I've also opened NetTopologySuite/NetTopologySuite.Features#16 for looking into better ways of supporting attributes tables that shouldn't necessarily need to support being modified in-place.


Finally, in my defense, I should emphasize that although I did inject a lot of what I'll call "@airbreather isms" into the 4STJ design and implementation, including the part where I knowingly made it impossible to modify the IAttributesTable object (see #50), the entire reason why 4STJ attributes are handled so much differently than their counterparts in Newtonsoft.Json is because of the issues discussed on dotnet/runtime#30969.

  • Unlike in Newtonsoft.Json, System.Text.Json intentionally doesn't give us the facilities that we would need to be able to dynamically deserialize objects that are nested in GeoJSON Feature objects' properties into whatever arbitrary CLR type you would want (using only information that's present in the file, anyway).
  • Therefore, the way we chose to do it, we keep just enough of the JSON source around inside of the IAttributesTable so that the caller can take it the rest of the way to whatever more strongly-typed object they might need.
  • This wasn't the only possible way to do this.
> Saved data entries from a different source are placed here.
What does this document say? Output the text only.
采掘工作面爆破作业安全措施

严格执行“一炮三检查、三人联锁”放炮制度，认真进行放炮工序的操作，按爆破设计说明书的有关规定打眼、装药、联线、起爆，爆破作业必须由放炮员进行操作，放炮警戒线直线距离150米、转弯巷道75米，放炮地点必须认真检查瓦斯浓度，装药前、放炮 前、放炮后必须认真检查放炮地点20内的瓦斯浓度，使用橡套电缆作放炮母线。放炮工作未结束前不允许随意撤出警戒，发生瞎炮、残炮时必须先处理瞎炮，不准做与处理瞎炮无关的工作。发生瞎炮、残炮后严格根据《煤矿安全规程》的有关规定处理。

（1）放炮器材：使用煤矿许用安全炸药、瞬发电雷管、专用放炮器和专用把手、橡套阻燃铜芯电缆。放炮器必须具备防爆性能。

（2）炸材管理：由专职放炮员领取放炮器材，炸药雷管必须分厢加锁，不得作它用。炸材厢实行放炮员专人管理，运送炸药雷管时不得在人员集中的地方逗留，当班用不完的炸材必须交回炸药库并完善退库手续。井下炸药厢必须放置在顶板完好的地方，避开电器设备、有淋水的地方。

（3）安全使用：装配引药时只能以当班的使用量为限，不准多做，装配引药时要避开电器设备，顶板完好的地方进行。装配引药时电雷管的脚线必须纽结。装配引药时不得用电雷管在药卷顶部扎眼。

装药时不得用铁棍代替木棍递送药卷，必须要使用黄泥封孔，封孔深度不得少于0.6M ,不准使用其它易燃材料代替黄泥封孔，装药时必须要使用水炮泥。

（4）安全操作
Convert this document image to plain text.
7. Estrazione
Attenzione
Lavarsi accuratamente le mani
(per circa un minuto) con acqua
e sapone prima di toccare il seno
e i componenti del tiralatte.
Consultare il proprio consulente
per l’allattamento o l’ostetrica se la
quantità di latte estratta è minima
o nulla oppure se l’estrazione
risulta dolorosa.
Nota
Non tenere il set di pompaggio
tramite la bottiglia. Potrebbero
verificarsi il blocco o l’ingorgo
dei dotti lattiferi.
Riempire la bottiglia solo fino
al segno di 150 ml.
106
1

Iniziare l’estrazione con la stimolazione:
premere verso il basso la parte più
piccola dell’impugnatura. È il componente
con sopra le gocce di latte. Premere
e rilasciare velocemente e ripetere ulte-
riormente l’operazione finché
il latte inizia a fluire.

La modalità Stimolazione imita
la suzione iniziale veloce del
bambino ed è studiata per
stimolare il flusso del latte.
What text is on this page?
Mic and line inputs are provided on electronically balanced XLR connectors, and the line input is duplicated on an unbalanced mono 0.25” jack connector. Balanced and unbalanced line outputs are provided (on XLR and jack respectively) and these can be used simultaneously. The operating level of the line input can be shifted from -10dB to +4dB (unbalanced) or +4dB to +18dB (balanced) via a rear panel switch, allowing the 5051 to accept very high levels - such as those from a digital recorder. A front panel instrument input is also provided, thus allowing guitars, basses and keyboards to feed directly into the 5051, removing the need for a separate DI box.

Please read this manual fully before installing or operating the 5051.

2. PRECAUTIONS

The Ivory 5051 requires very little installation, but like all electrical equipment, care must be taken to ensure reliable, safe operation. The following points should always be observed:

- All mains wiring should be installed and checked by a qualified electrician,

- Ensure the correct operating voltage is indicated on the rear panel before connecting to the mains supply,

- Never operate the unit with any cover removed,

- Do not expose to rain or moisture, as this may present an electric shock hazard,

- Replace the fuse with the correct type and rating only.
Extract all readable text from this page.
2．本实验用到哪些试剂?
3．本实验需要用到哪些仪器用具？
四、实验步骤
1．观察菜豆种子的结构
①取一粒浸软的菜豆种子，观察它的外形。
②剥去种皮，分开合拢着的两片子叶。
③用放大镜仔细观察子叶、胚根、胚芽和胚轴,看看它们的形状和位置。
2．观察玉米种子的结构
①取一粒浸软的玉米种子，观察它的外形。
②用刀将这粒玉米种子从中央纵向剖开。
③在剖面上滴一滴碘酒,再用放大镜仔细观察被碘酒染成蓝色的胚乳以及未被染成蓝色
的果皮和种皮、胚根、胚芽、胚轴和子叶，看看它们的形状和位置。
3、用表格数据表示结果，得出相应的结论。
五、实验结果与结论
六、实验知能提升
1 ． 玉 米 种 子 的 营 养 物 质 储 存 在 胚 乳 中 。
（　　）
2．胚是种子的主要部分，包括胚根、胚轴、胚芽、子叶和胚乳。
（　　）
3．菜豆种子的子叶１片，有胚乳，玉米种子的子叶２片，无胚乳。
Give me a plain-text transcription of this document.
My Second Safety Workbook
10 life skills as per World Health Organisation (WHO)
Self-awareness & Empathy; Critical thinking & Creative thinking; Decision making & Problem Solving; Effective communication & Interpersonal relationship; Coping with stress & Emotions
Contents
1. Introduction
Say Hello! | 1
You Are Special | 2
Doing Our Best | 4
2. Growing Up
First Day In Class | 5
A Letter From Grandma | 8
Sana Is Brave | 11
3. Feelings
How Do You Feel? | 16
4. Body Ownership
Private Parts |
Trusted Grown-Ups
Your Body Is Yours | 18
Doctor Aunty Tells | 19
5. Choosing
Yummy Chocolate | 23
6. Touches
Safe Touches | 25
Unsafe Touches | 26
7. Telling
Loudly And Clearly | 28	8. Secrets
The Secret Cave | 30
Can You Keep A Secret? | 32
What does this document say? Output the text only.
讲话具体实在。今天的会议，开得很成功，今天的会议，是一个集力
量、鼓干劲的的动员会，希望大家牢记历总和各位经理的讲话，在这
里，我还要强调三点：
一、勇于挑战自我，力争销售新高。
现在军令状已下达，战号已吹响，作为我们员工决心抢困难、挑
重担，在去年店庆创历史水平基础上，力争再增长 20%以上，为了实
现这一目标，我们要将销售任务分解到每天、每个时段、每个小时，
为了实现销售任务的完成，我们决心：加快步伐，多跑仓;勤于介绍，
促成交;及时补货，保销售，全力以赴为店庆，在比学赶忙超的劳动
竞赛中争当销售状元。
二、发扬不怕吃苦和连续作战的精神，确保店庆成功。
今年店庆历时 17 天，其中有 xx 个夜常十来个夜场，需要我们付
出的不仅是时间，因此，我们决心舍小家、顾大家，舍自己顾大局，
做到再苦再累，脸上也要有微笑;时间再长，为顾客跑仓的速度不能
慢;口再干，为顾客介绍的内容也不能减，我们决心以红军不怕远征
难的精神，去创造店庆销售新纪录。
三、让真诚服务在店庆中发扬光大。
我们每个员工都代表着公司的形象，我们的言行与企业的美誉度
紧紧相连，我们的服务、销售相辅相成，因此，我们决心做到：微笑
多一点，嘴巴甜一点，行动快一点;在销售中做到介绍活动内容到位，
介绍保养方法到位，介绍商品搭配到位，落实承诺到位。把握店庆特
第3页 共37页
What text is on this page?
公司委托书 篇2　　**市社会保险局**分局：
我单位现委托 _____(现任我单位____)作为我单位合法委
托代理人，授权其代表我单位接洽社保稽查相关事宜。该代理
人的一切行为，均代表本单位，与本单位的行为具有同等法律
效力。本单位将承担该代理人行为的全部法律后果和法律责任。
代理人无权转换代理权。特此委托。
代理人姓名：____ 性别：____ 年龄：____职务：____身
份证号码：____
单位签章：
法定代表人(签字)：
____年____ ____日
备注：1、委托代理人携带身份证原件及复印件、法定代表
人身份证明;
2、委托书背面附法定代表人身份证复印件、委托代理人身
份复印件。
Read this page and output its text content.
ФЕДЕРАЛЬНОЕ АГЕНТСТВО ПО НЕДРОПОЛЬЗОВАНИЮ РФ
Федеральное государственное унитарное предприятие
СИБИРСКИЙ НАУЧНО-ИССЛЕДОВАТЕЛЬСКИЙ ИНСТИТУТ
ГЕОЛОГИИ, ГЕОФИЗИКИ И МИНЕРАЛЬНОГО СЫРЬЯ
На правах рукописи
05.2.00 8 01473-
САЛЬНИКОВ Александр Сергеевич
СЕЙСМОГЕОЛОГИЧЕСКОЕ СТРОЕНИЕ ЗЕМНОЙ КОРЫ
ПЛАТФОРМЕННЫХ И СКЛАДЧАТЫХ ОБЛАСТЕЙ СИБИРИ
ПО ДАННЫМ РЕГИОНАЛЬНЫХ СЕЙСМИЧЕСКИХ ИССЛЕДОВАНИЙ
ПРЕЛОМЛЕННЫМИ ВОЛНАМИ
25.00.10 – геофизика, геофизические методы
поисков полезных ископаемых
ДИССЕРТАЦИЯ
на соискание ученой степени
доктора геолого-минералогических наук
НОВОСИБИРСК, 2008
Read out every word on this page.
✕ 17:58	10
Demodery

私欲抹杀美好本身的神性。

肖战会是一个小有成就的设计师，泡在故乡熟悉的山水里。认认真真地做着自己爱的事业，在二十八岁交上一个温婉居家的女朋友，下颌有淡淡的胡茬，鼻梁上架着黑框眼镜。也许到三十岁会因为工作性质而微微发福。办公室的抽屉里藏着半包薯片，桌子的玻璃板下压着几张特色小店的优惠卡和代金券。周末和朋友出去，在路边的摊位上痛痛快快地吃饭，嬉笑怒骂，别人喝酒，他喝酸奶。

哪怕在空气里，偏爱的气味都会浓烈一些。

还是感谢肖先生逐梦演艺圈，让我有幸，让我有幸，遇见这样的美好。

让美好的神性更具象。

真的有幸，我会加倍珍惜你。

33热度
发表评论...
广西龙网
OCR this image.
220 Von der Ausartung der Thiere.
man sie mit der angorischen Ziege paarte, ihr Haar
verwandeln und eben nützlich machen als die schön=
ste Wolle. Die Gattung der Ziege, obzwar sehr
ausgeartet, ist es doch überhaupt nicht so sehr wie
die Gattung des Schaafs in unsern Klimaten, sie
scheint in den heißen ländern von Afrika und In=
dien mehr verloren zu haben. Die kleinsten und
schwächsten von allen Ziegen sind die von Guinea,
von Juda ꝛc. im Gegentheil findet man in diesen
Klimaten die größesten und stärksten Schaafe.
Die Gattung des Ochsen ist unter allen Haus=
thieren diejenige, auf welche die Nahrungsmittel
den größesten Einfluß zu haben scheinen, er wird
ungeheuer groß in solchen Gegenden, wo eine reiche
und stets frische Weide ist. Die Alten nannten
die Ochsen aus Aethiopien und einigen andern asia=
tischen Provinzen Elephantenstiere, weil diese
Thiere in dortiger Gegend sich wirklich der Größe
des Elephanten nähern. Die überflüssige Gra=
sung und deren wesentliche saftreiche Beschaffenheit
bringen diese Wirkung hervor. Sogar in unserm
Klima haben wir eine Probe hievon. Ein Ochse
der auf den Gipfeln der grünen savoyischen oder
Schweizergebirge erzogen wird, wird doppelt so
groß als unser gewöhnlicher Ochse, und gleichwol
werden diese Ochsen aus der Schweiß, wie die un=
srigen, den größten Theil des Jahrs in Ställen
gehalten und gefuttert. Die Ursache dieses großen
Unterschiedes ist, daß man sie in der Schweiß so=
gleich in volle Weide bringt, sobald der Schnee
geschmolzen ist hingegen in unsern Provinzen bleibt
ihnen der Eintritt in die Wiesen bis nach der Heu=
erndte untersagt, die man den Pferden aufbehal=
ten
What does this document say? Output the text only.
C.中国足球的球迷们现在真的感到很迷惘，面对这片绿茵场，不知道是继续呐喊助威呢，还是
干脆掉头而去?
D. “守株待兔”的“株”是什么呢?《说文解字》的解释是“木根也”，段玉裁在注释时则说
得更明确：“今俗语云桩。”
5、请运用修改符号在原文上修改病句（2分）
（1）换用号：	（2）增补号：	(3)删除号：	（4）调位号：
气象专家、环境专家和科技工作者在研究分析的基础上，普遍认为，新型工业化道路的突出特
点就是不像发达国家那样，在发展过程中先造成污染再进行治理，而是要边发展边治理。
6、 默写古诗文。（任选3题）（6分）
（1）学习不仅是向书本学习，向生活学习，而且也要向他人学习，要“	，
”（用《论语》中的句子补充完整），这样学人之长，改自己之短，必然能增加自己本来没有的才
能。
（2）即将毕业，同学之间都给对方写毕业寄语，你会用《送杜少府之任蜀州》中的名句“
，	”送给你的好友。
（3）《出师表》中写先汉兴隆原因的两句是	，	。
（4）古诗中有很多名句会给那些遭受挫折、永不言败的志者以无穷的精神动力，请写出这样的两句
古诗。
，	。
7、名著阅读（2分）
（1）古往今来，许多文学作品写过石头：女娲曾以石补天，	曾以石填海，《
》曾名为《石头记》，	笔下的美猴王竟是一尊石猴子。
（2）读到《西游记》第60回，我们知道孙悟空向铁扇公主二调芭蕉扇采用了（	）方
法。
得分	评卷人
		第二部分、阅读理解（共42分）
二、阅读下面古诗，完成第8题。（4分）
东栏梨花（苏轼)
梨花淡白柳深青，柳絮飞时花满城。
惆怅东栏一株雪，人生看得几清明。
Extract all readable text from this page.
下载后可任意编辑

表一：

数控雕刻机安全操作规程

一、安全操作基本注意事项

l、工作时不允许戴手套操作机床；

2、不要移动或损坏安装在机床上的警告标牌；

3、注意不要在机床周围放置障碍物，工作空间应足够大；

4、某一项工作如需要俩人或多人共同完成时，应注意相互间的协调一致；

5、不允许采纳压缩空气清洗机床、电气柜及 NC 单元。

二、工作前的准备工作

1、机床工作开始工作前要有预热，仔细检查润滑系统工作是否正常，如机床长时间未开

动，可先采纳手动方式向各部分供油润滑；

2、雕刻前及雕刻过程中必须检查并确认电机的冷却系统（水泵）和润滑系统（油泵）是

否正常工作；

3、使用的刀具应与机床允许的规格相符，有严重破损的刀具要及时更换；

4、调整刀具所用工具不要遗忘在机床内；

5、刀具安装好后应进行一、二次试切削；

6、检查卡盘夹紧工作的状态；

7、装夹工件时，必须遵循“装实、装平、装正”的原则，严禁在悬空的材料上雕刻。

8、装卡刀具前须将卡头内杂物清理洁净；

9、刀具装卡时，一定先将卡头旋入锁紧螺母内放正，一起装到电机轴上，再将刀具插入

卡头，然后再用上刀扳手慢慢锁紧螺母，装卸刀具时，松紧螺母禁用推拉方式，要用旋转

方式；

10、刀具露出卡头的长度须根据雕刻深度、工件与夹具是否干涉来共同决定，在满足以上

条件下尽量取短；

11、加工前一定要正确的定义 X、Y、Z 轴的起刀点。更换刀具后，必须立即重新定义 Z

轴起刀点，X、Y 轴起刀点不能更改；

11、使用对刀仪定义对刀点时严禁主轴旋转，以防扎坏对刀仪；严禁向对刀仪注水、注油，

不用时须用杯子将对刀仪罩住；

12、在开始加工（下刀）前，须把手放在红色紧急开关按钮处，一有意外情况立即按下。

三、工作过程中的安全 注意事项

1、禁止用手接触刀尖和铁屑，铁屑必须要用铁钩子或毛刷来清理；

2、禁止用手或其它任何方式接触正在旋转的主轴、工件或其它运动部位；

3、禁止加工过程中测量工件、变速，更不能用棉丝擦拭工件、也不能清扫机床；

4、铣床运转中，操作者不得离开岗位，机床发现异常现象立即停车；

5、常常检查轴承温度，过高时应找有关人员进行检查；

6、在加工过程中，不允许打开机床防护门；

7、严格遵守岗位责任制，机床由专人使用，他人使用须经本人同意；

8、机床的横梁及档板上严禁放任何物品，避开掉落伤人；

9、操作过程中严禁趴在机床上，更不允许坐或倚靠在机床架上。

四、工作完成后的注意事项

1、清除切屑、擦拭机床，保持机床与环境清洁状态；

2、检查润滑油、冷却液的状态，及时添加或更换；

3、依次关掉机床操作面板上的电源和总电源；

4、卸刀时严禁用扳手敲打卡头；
Another alternative could have been to create normal AttributesTable objects and make "convert something from IFeature.Attributes into my strongly-typed CLR object model" a second-class citizen that would have been a lot harder to get "just right".
  • As someone who was also coincidentally working on building out a brand new GeoJSON-centric ASP.NET Core WebAPI project at the time, I judged that letting people modify these objects in-place was much less important than streamlining the process of reading their nested objects using the same JSON-to-CLR converters that they used when reading the rest of their JSON documents, so I focused on something that would make this happen, without closing the door on supporting in-place edits at some point later in the future.
  • My mistake was in not giving enough weight to the fact that an IAttributesTable doesn't have a way for consumers to actually discover that a particular instance doesn't actually support in-place modification, apart from just trying it and seeing the error that you saw. Now, I'll defend my workflow of "someone tries something --> it throws an error that I put in because I'm too lazy to support that thing fully --> they complain to me --> I address the issue after they show me an important use case" to the ends of the earth for truly new development, but it's harder to defend here when it's so easy to "just" switch a pre-existing nontrivial application from the Newtonsoft.Json version to 4STJ.

This looks like it is working as expected. Thanks!!
We all make mistakes :-) as long as we can correct them it fine. Good thing I chose to code and not to do brain surgery. :-P

Let me know when a new official version is available so I can remove the temporary myget source.
THANKS!

Let me know when a new official version is available so I can remove the temporary myget source.
THANKS!

@HarelM this is the notification that you requested.

Cool! THANKS! Keep up the good work!